Если предельно упрощать, то содержательно это означало восхваление советской пенитенциарной системы и критику дореволюционной (равно и западной) тюремной концепции и вытекающую отсюда закрытость от общества советских исправительно-трудовых учреждений как для отечественных, так и для зарубежных ученых. С одной стороны, применительно к истории советского периода, указанный подход максимально затруднил исследователям получение объективной информации о местах лишения свободы. С другой, в отношении к исследованиям, посвященным истории разработки и реализации пенитенциарной политики, это, прежде всего, проявилось в принципиальном разрыве трудов, посвящавшихся дореволюционной и советской тюрьмам [80] См.: напр.: Сизов С. К. Дореволюционная тюрьма и советский исправительно-трудовой дом. Армавир, 1928.

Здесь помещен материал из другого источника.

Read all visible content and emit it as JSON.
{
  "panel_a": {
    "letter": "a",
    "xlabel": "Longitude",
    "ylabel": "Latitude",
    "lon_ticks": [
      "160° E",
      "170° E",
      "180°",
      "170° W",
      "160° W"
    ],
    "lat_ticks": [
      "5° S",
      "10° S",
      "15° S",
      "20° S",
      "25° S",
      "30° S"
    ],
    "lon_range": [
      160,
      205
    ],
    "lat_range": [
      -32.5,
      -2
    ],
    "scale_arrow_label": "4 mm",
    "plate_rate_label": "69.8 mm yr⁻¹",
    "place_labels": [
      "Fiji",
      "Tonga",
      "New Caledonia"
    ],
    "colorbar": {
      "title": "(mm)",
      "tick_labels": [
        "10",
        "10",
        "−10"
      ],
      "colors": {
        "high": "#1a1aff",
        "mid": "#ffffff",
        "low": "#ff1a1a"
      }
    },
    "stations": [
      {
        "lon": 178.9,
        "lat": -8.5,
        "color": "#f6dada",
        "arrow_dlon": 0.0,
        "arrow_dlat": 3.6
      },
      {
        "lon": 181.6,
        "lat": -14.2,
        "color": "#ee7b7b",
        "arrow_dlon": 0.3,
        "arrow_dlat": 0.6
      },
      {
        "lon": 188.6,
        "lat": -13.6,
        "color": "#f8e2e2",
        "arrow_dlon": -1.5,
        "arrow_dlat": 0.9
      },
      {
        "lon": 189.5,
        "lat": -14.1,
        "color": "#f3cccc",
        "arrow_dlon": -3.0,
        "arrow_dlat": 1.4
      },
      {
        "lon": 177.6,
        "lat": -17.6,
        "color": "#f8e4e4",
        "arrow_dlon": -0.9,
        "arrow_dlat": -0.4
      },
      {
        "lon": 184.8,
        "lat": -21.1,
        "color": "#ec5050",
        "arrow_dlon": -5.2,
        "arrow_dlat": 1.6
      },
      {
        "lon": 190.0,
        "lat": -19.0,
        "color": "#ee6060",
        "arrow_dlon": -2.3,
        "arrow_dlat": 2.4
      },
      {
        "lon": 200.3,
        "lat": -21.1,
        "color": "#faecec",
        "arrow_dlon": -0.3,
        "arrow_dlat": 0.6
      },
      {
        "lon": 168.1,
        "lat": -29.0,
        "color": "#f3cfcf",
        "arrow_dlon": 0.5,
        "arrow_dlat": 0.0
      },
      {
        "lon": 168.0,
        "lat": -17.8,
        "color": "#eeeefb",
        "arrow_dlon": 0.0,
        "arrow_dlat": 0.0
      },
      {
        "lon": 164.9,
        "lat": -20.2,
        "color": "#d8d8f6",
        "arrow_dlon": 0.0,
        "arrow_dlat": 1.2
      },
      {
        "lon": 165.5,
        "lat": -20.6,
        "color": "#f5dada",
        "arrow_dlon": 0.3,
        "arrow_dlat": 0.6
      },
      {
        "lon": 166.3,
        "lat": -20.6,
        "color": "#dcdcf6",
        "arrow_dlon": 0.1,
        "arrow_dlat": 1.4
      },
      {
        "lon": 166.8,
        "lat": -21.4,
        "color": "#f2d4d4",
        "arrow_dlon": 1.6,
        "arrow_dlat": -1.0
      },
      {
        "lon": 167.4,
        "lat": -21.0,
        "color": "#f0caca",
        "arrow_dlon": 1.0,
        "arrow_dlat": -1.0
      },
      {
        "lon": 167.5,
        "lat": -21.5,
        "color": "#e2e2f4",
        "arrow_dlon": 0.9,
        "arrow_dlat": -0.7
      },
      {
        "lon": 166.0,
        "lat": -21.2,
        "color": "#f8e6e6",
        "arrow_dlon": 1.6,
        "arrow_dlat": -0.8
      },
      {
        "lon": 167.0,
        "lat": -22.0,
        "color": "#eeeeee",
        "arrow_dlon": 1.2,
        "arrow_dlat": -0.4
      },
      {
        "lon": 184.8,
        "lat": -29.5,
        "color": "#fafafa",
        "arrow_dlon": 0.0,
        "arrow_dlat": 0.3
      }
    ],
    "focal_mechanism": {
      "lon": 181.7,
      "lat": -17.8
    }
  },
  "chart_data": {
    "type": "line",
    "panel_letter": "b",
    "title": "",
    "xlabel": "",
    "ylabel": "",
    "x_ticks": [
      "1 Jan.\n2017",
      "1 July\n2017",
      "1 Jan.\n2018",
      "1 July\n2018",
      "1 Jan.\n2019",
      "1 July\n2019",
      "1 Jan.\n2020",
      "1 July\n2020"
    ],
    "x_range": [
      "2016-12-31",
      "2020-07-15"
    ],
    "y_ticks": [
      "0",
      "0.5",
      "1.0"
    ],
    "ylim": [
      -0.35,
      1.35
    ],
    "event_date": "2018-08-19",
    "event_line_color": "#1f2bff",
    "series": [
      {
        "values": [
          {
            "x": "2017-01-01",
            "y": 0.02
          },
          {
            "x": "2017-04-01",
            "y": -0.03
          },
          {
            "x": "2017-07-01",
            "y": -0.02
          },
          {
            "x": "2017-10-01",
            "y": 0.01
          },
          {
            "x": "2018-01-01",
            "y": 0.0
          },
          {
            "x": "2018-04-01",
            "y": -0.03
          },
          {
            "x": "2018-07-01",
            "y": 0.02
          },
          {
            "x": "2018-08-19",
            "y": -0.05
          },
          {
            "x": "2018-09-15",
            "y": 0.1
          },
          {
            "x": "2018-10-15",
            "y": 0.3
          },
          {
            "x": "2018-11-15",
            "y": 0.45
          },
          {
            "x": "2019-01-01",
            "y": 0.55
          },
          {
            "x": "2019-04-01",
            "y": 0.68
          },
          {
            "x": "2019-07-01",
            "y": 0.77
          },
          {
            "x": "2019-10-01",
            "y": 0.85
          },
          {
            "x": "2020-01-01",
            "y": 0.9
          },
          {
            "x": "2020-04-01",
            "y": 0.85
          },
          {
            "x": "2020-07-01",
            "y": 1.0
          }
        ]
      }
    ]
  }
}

. Забегая вперед, следует заметить, что такой подход с точки зрения эффективности научных исследований был деструктивным.
В данной связи пенитенциарная система периода империи в первые десятилетия советского государства с научно-исторической точки зрения практически не рассматривались. Это не означает, что данная проблематика (монархический период) вообще не затрагивалась в советской литературе тех лет. Однако публикации носили в основном характер симбиоза воспоминаний и исследований участников революционных событий, которые в конце XIX – начале ХХ вв. находились в имперских местах лишения свободы. Соответствующей была и идеологическая направленность таких работ – показать жестокость царской тюремной системы, ее карательную сущность, подчеркнуть эксплуататорский характер имперского буржуазно-помещичьего государства. Об этом свидетельствуют и названия работ, численность которых исчисляется сотнями. [81]В то же время в такого рода работах содержатся сведения, которые даже при условиях идеологической заданности позволяют составить более объективное представление о пенитенциарной системе Российской империи конца XIX – начала ХХ вв. В частности, дисциплинарные взыскания для арестантов в виде телесных наказаний вызывают повсеместный протест, в том числе посредством массового неповиновения [82]. Находит подтверждение наблюдение авторов монархического периода о зачастую плохих условиях содержания арестантов [83].